MYANMAR - Junta yang berkuasa di Myanmar telah kehilangan kendali atas sebagian besar wilayah, termasuk akses ke sebagian besar perbatasan internasionalnya. Hal itu memungkinkan kelompok etnis bersenjata untuk memperluas dan mengkonsolidasikan wilayah yang mereka kendalikan, menurut dua laporan yang menilai konflik tersebut pada Kamis.
Negara berpenduduk 55 juta jiwa ini berada dalam kekacauan sejak Februari 2021 ketika militer menggulingkan pemerintahan terpilih yang dipimpin oleh peraih Nobel Aung San Suu Kyi, yang memicu protes luas.
Demonstrasi jalanan, yang ditanggapi dengan tindakan keras yang brutal, berubah menjadi gerakan perlawanan bersenjata yang dikombinasikan dengan banyak tentara pemberontak etnis Myanmar untuk menimbulkan tantangan paling signifikan bagi militer dalam beberapa dekade.
Junta tidak memiliki kendali yang efektif atas Myanmar, karena kehilangan kewenangan penuh atas kota-kota yang mencakup 86% wilayah negara yang merupakan rumah bagi 67% penduduknya, menurut Dewan Penasihat Khusus untuk Myanmar (SAC-M).
Juru bicara junta tidak menanggapi panggilan dari Reuters untuk meminta komentar.

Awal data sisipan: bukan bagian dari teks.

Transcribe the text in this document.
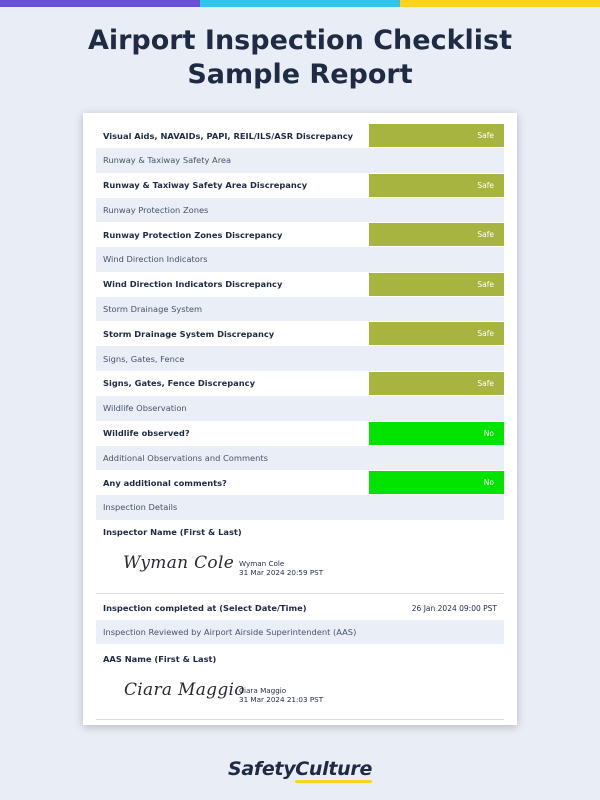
Airport Inspection Checklist
Sample Report
Visual Aids, NAVAIDs, PAPI, REIL/ILS/ASR Discrepancy	Safe
Runway & Taxiway Safety Area
Runway & Taxiway Safety Area Discrepancy	Safe
Runway Protection Zones
Runway Protection Zones Discrepancy	Safe
Wind Direction Indicators
Wind Direction Indicators Discrepancy	Safe
Storm Drainage System
Storm Drainage System Discrepancy	Safe
Signs, Gates, Fence
Signs, Gates, Fence Discrepancy	Safe
Wildlife Observation
Wildlife observed?	No
Additional Observations and Comments
Any additional comments?	No
Inspection Details
Inspector Name (First & Last)
Wyman Cole Wyman Cole
31 Mar 2024 20:59 PST
Inspection completed at (Select Date/Time)	26 Jan 2024 09:00 PST
Inspection Reviewed by Airport Airside Superintendent (AAS)
AAS Name (First & Last)
Ciara Maggio
Ciara Maggio
31 Mar 2024 21:03 PST
SafetyCulture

“Junta militer tidak cukup mengontrol wilayah Myanmar untuk menjalankan tugas inti negara,” SAC-M, sebuah kelompok ahli internasional independen yang dibentuk setelah kudeta untuk mendukung kembalinya demokrasi, mengatakan dalam sebuah pengarahan. kertas.

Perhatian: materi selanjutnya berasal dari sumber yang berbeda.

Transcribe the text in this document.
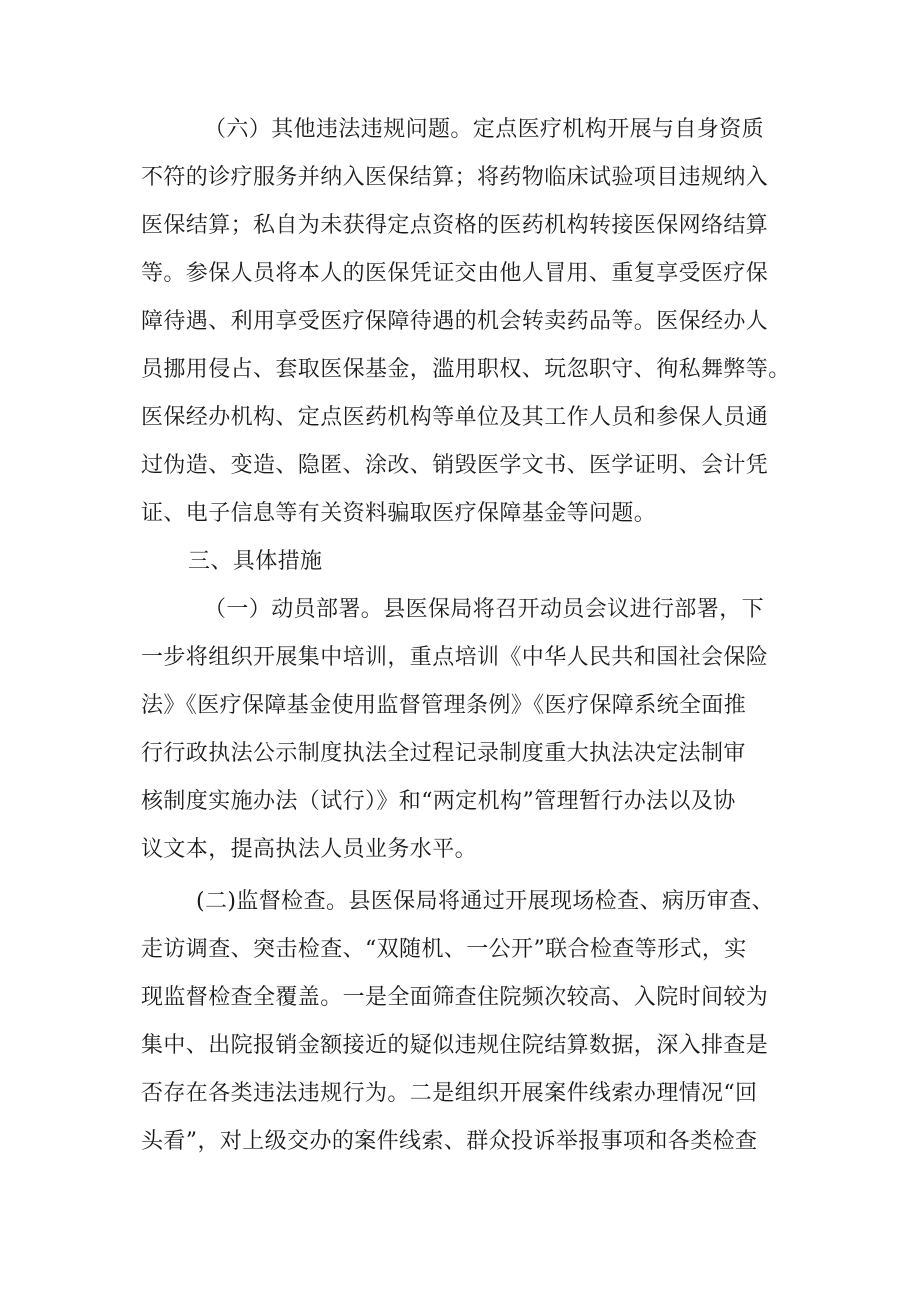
（六）其他违法违规问题。定点医疗机构开展与自身资质
不符的诊疗服务并纳入医保结算；将药物临床试验项目违规纳入
医保结算；私自为未获得定点资格的医药机构转接医保网络结算
等。参保人员将本人的医保凭证交由他人冒用、重复享受医疗保
障待遇、利用享受医疗保障待遇的机会转卖药品等。医保经办人
员挪用侵占、套取医保基金，滥用职权、玩忽职守、徇私舞弊等。
医保经办机构、定点医药机构等单位及其工作人员和参保人员通
过伪造、变造、隐匿、涂改、销毁医学文书、医学证明、会计凭
证、电子信息等有关资料骗取医疗保障基金等问题。
三、具体措施
（一）动员部署。县医保局将召开动员会议进行部署，下
一步将组织开展集中培训，重点培训《中华人民共和国社会保险
法》《医疗保障基金使用监督管理条例》《医疗保障系统全面推
行行政执法公示制度执法全过程记录制度重大执法决定法制审
核制度实施办法（试行）》和“两定机构”管理暂行办法以及协
议文本，提高执法人员业务水平。
(二)监督检查。县医保局将通过开展现场检查、病历审查、
走访调查、突击检查、“双随机、一公开”联合检查等形式，实
现监督检查全覆盖。一是全面筛查住院频次较高、入院时间较为
集中、出院报销金额接近的疑似违规住院结算数据，深入排查是
否存在各类违法违规行为。二是组织开展案件线索办理情况“回
头看”，对上级交办的案件线索、群众投诉举报事项和各类检查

“Junta telah meninggalkan wilayah yang luas dan terpaksa bersikap defensif di sebagian besar wilayah di mana junta masih ada.”
Operasi 1027, serangan terkoordinasi pada bulan Oktober lalu yang dipimpin oleh tiga tentara etnis, menandai momen penting yang mengungkap melemahnya militer, yang menyerahkan sebagian besar wilayah perbatasan di utara Myanmar.

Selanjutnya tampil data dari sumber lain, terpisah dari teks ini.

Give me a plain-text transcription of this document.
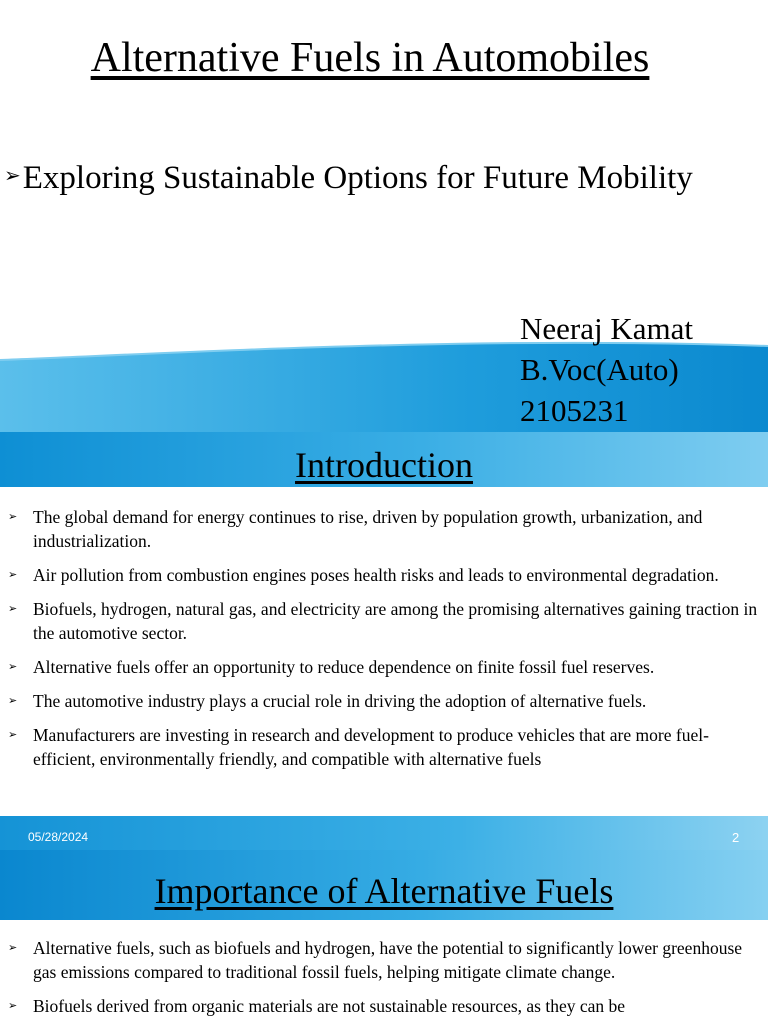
Alternative Fuels in Automobiles
➢Exploring Sustainable Options for Future Mobility
Neeraj Kamat
B.Voc(Auto)
2105231
Introduction
➢ The global demand for energy continues to rise, driven by population growth, urbanization, and industrialization.
➢ Air pollution from combustion engines poses health risks and leads to environmental degradation.
➢ Biofuels, hydrogen, natural gas, and electricity are among the promising alternatives gaining traction in the automotive sector.
➢ Alternative fuels offer an opportunity to reduce dependence on finite fossil fuel reserves.
➢ The automotive industry plays a crucial role in driving the adoption of alternative fuels.
➢ Manufacturers are investing in research and development to produce vehicles that are more fuel-efficient, environmentally friendly, and compatible with alternative fuels
05/28/2024	2
Importance of Alternative Fuels
➢ Alternative fuels, such as biofuels and hydrogen, have the potential to significantly lower greenhouse gas emissions compared to traditional fossil fuels, helping mitigate climate change.
➢ Biofuels derived from organic materials are not sustainable resources, as they can be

Serangkaian serangan oleh tentara etnis sejak itu telah mendorong junta keluar dari wilayah pinggiran mulai dari perbatasan negara dengan Thailand hingga wilayah pesisir di sepanjang Teluk Benggala.
“Kelompok etnis bersenjata yang telah mencapai banyak kemenangan militer ini sedang mengkonsolidasikan kendali atas wilayah tanah air mereka yang diperluas, dan banyak dari mereka sedang dalam proses membentuk negara otonom,” kata lembaga nirlaba Crisis Group dalam sebuah laporan.
Meningkatnya kerugian yang dialami militer dan meningkatnya kekecewaan di kalangan elit di ibu kota Naypyidaw telah membuat masa depan pemimpin junta Min Aung Hlaing berada dalam keraguan serius, meskipun ia telah memiliki banyak perwira senior yang loyal kepadanya, menurut Crisis Group.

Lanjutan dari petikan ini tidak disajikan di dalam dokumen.